If you happen to live in one of the regions of the United States where Knight Ridder owns a newspaper, you're in luck. You'll never run out of local Knight Ridder-owned Web sites to peruse.
In the San Francisco Bay Area, for example, you can read SiliconValley.com for news from the technology and business sections of the San Jose Mercury News or you can go straight to the Mercury Center and get the whole newspaper. Or you could check out Hotcoco.com, the online home of the Contra Costa Times. Plus BayArea.com, which launched Wednesday and covers all of the above plus the San Francisco area, with local business directories, free e-mail addresses and e-commerce as a bonus.
You can also visit JustGo Bay Area, which contains entertainment listings and dining guides for those same regions. And to top it all off, you can check out the Digital City network (which is not owned by Knight Ridder) and read Knight Ridder content which has been licensed to this competing network of local sites. When you multiply this kind of URL frenzy across the Kinght Ridder markets you end up with 45 separate Knight Ridder-owned Web sites.
Confused yet? Knight Ridder has long had a labyrinthine set of Web sites and networks, that seems to keep growing -- and getting messier.
Knight Ridder launched its Net presence early on with online versions of many of its 31 newspapers. Then, in 1997, Knight Ridder invested in Zip2 -- a technology company creating local guides -- and launched the JustGo network, a series of arts and entertainment guides for those 31 newspapers.

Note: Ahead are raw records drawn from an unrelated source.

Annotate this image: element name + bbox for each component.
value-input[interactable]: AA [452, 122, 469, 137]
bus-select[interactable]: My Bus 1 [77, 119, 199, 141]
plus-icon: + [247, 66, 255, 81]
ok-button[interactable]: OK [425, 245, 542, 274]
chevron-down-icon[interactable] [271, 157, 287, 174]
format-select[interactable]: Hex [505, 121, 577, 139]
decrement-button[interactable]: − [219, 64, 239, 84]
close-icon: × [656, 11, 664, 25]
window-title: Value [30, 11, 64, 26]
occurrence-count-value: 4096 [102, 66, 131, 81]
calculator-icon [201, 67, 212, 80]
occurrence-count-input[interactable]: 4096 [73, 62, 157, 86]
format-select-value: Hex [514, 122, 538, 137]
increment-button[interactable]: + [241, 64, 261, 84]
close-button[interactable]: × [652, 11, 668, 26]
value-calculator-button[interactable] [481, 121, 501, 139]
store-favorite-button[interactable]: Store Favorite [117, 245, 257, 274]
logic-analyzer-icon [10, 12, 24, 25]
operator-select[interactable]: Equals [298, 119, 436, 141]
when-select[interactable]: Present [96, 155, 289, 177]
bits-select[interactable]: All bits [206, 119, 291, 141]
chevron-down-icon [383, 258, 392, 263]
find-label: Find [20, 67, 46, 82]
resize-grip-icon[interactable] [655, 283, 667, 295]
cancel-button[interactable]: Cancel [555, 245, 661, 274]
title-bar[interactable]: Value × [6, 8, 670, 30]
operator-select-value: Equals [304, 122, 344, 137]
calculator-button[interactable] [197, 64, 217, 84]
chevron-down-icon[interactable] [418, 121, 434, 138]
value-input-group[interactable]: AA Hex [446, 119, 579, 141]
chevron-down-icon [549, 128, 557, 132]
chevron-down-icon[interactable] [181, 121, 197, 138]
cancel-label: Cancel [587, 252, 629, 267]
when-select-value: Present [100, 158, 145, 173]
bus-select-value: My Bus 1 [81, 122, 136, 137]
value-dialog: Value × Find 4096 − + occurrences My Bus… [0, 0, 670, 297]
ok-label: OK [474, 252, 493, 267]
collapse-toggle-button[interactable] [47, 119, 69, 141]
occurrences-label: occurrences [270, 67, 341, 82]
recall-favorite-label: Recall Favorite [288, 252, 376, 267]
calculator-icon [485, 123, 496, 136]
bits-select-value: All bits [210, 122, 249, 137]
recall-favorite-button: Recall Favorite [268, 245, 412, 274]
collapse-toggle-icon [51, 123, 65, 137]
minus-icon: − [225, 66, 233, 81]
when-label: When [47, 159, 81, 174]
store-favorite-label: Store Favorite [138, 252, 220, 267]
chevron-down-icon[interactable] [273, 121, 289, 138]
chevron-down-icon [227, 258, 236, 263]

This week, News.com says Knight Ridder will announce yet another network of "regional portals," as part of the RealCities umbrella site, where dozens of other Knight Ridder Web sites live. The new Realcities will include four new city guides: BayArea.com, Miami.com, Broward.com, TwinCities.com.
Never mind that the online city guide market is currently suffering a major glut of competitors, or that many ambitious local portal projects are already failing. Knight Ridder's early partner, Zip2, attempted a merger with CitySearch, called it off, and was recently bought out by Compaq; Microsoft's suffering Sidewalk network, hemorrhaging money, was sold to CitySearch instead. Even guides with brand names like New York Today, produced by the Gray Lady, have failed to send off fireworks. Nevertheless, Knight Ridder is clearly enthusiastic about the future of local city guides. Who needs just one portal when you can have 10 or 20 or 31?
The RealCities relaunch comes as Knight Ridder's corporate officers settle into the Bay Area (after headquarters moved from Miami), and as Knight Ridder New Media ushers in a new president. Perhaps once Knight Ridder is firmly ensconced in Silicon Valley, someone will advise the company of the benefits of streamlining.